VIH - Diagnostics positifs - Nombre - Causes - Mesures - Usage du préservatif - Sensibilisation - Stéréotypes et préjugés - Lutte - Prévention - Amélioration - Malades - Prise en charge - Surveillance épidémiologique - Renforcement - Stratégie nationale
| 22/12/2025 | Envoi question (Fin du délai de réponse: 22/1/2026) |
L'arrêt du financement par l'administration américaine du président Donald Trump des programmes internationaux de lutte contre le VIH (virus de l'immunodéficience humaine) – notamment USAID («United States Agency for International Development», Agence des États-Unis pour le développement international) et PEPFAR («President's Emergency Plan for AIDS Relief») – fait craindre une recrudescence majeure de l'épidémie à l'échelle mondiale.

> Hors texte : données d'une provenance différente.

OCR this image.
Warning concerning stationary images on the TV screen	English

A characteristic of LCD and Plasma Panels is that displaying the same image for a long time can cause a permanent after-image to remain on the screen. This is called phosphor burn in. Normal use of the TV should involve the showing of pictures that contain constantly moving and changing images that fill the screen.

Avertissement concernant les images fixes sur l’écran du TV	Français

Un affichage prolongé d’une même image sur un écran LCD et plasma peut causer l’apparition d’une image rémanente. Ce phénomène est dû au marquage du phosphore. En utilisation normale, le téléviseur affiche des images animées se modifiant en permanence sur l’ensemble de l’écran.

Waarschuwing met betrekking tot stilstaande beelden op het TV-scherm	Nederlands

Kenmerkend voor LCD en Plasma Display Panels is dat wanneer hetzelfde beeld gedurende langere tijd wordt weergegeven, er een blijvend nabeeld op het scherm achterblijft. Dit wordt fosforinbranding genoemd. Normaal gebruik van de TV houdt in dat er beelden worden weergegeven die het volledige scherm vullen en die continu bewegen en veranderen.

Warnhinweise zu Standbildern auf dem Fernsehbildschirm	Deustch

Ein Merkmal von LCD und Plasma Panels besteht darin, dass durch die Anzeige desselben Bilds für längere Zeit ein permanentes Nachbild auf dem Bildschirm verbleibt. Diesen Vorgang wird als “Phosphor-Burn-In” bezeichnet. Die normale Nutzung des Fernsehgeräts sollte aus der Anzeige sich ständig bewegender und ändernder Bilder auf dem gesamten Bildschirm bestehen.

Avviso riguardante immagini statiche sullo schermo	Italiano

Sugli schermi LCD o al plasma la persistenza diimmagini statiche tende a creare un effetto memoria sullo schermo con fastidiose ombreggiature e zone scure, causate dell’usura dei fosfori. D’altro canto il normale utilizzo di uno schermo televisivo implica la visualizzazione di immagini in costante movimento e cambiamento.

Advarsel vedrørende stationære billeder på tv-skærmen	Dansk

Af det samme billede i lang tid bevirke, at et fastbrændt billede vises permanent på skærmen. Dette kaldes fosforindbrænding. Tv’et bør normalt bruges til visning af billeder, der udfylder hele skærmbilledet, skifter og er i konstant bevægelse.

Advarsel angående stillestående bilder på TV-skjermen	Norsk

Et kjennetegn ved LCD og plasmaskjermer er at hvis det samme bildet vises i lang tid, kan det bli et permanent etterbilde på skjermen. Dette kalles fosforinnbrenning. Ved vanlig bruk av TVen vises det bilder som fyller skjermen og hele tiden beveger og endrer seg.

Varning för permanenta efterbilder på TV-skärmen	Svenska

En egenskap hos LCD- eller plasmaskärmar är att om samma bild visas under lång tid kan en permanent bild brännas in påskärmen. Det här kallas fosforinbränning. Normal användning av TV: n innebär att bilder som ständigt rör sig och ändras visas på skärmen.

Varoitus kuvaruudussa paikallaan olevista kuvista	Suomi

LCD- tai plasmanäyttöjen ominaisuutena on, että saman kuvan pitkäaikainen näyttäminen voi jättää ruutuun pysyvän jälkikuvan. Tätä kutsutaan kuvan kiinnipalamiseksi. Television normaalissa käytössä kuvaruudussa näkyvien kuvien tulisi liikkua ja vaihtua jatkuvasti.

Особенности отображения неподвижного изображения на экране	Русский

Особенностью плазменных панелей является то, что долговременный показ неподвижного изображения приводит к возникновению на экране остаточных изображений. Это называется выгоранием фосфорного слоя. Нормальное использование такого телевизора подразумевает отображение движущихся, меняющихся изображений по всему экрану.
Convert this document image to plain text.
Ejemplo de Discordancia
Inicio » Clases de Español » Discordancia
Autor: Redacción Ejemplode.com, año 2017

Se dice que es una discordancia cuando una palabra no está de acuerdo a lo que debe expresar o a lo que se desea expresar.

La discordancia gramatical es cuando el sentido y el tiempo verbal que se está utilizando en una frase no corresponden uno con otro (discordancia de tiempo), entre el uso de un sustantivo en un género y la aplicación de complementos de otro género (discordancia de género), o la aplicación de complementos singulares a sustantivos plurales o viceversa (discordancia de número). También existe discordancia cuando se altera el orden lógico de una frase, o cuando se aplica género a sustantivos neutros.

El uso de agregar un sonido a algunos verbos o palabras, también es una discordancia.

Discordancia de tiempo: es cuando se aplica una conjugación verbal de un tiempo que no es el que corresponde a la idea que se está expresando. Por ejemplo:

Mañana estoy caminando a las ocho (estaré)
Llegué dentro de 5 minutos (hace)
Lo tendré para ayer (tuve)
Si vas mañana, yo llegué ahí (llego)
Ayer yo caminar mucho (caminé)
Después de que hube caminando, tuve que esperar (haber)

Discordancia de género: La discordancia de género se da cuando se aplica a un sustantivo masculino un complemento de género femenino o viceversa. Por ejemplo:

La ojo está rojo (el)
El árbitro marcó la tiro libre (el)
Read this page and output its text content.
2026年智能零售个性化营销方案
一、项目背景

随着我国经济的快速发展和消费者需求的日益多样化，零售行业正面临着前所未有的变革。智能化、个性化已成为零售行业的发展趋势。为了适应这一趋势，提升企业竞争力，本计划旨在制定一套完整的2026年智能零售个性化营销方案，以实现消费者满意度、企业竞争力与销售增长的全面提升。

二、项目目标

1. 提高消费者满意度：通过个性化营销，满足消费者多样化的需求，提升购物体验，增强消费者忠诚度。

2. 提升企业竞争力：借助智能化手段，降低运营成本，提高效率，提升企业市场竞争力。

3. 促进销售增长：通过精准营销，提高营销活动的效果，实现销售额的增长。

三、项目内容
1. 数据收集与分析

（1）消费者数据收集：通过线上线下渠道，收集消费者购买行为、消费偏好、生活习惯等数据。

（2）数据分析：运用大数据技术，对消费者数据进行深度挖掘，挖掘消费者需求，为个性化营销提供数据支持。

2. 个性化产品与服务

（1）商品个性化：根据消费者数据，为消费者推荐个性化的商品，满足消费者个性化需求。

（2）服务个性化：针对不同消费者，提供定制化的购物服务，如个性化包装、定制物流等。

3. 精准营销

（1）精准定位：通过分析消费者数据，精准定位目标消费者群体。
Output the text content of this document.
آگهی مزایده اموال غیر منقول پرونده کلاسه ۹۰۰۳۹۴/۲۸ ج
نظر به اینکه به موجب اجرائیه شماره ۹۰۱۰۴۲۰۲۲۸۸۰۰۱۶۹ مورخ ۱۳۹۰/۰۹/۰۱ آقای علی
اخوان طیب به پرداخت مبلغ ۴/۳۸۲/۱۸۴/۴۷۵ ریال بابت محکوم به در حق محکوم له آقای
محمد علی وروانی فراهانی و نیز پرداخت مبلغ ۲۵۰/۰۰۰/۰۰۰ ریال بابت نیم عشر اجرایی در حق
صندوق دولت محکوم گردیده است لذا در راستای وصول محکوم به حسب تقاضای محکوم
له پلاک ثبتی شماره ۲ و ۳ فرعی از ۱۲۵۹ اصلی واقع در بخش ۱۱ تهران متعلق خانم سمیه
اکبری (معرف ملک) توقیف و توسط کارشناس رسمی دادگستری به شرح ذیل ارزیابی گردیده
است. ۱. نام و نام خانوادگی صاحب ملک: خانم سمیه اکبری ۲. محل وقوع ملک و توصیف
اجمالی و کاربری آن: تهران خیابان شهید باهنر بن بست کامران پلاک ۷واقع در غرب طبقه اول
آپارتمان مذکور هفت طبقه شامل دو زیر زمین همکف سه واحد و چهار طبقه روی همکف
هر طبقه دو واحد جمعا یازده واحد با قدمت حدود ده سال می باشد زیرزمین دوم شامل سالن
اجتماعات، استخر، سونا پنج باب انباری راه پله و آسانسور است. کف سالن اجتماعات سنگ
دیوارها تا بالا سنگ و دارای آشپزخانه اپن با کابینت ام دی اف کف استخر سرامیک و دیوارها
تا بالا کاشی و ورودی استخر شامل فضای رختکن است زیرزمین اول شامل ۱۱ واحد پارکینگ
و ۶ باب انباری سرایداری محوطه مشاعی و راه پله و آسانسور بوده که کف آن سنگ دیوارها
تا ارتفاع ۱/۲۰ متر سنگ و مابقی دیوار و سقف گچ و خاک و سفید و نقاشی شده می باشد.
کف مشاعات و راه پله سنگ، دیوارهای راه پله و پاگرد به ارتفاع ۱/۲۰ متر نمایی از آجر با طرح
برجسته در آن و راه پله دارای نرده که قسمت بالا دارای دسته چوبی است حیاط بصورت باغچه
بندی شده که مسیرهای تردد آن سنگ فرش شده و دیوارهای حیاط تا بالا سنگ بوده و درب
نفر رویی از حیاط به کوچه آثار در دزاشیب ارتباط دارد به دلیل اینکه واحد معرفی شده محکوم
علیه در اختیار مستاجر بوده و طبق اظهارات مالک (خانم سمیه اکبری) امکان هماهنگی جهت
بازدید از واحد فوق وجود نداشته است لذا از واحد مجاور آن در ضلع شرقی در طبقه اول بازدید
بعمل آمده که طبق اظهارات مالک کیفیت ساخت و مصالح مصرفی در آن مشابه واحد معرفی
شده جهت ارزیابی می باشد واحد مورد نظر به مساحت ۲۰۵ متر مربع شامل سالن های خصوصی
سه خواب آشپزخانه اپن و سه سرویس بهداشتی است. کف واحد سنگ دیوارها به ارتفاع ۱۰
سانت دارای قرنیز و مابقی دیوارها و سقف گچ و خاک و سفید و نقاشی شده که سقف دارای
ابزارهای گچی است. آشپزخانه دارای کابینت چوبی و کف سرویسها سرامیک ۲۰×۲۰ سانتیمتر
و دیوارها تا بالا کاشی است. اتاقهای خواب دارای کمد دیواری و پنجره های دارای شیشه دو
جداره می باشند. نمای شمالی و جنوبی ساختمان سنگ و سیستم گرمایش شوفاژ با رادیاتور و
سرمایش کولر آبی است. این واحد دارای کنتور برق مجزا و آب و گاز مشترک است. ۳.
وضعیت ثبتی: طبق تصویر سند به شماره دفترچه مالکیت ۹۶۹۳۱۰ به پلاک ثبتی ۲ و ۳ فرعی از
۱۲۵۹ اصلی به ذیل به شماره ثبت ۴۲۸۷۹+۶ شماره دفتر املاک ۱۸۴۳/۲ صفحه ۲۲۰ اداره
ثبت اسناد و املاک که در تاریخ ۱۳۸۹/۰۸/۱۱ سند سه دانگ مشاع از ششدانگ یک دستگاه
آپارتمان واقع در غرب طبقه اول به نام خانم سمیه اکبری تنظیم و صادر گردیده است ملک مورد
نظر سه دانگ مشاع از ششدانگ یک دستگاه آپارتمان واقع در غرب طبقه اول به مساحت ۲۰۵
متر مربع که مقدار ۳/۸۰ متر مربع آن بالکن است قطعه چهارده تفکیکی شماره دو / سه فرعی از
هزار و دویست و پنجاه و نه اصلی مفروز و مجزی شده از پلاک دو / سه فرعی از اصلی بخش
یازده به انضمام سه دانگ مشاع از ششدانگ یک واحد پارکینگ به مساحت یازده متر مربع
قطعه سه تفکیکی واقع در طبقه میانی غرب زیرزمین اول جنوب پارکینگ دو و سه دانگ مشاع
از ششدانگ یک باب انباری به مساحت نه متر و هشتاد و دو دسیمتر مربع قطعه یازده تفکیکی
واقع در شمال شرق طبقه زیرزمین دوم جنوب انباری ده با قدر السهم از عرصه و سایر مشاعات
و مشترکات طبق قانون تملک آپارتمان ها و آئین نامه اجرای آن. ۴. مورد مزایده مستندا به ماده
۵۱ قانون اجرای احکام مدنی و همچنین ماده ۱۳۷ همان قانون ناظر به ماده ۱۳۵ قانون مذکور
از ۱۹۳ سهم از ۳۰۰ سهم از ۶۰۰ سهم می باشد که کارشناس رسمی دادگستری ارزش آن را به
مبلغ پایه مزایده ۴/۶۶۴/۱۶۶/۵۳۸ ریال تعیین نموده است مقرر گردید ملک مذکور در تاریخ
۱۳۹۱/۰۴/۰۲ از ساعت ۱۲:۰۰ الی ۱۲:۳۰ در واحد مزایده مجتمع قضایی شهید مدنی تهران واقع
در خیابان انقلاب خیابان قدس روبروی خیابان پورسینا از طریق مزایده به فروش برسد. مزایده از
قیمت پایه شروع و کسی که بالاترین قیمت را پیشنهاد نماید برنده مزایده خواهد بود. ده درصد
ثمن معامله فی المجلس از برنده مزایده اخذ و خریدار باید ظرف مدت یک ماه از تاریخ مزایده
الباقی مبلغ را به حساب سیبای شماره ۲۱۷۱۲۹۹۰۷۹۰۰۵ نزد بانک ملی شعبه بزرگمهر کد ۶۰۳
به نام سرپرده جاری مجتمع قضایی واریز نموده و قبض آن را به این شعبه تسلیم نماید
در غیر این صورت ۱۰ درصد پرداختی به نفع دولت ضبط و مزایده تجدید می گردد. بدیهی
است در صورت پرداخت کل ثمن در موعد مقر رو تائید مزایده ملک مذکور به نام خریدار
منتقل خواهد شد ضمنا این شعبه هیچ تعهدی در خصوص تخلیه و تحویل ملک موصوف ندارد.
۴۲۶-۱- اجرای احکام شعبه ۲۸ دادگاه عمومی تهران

Selon le Programme commun des Nations unies sur le VIH/sida (ONUSIDA), cette interruption pourrait entraîner plus de 6 millions de nouvelles infections et 4,2 millions de décès en seulement quatre ans, ramenant la pandémie à des niveaux comparables au début des années 2000.
Les conséquences sont déjà visibles, particulièrement en Afrique de l'Est: en Ouganda, une clinique a détecté le VIH chez un quart des nouveau-nés, alors que la transmission mère-enfant avait presque disparu. À l'échelle du pays, la transmission périnatale a augmenté de 6,1 % à 8,4 % en six mois, illustrant l'impact direct du retrait des financements.
En Belgique, la situation est préoccupante: le nombre de nouveaux diagnostics positifs de VIH ne diminue plus depuis quatre ans, avec plus de 660 nouveaux cas l'an dernier, dont 50 % chez des personnes hétérosexuelles. Environ 20 000 personnes vivent actuellement avec le VIH dans le pays. Les autorités sanitaires (Sciensano) et les associations constatent un recul de l'utilisation du préservatif, une persistance des préjugés, un manque d'information et un insuffisant recours au dépistage, tous ces éléments affaiblissant la prévention.
Cette question présente un caractère transversal: si la régulation et le remboursement des moyens contraceptifs relèvent principalement des compétences fédérales (Institut national d'assurance maladie-invalidité – INAMI, législation sur les médicaments et dispositifs médicaux), l'information, la sensibilisation et l'accompagnement dépendent quant à eux des Régions et des Communautés, notamment à travers les centres de planning familial et les programmes de santé publique. Cette répartition des rôles implique une coopération étroite entre le niveau fédéral et les entités fédérées afin de garantir un accès équitable et une prise en charge cohérente.
Mes questions sont les suivantes:
1) Depuis quatre ans, le nombre de nouveaux diagnostics ne diminue plus. Quelles sont, selon vous, les causes principales de cette stagnation, et quelles mesures nouvelles comptez-vous mettre en place pour relancer la baisse de l'incidence?
2) Sciensano mentionne un recul préoccupant de l'utilisation du préservatif. Comment le gouvernement entend-il renforcer la sensibilisation, notamment auprès des jeunes et des populations hétérosexuelles désormais davantage touchées?
3) Les associations constatent un retour des préjugés et de la stigmatisation autour du VIH. Quelles campagnes ou actions éducatives le gouvernement prévoit-il afin de lutter contre ces stéréotypes et encourager un dépistage plus précoce?
4) La prévention combinée (prophylaxie pré-exposition – PrEP, dépistage, préservatifs) n'atteint pas son plein potentiel. Le gouvernement envisage-t-il d'améliorer l'accessibilité à la PrEP, notamment via la réduction des coûts, la simplification des démarches ou l'élargissement de la prescription en première ligne?
5) Avec plus de vingt-mille personnes vivant avec le VIH en Belgique, quelles mesures sont prévues pour garantir une prise en charge optimale, notamment en matière de suivi médical, d'accompagnement psychosocial et d'accès aux traitements?
6) Le ministre peut-il confirmer que les institutions chargées de la surveillance des données épidémiologique (Sciensano) disposeront de moyens renforcés pour effectuer un suivi plus précis de l'évolution de l'épidémie?
7) Une stratégie nationale actualisée de lutte contre le VIH est-elle en préparation ou révision? Si oui, quelles en seront les priorités, notamment en matière de prévention, de dépistage et de réduction des risques?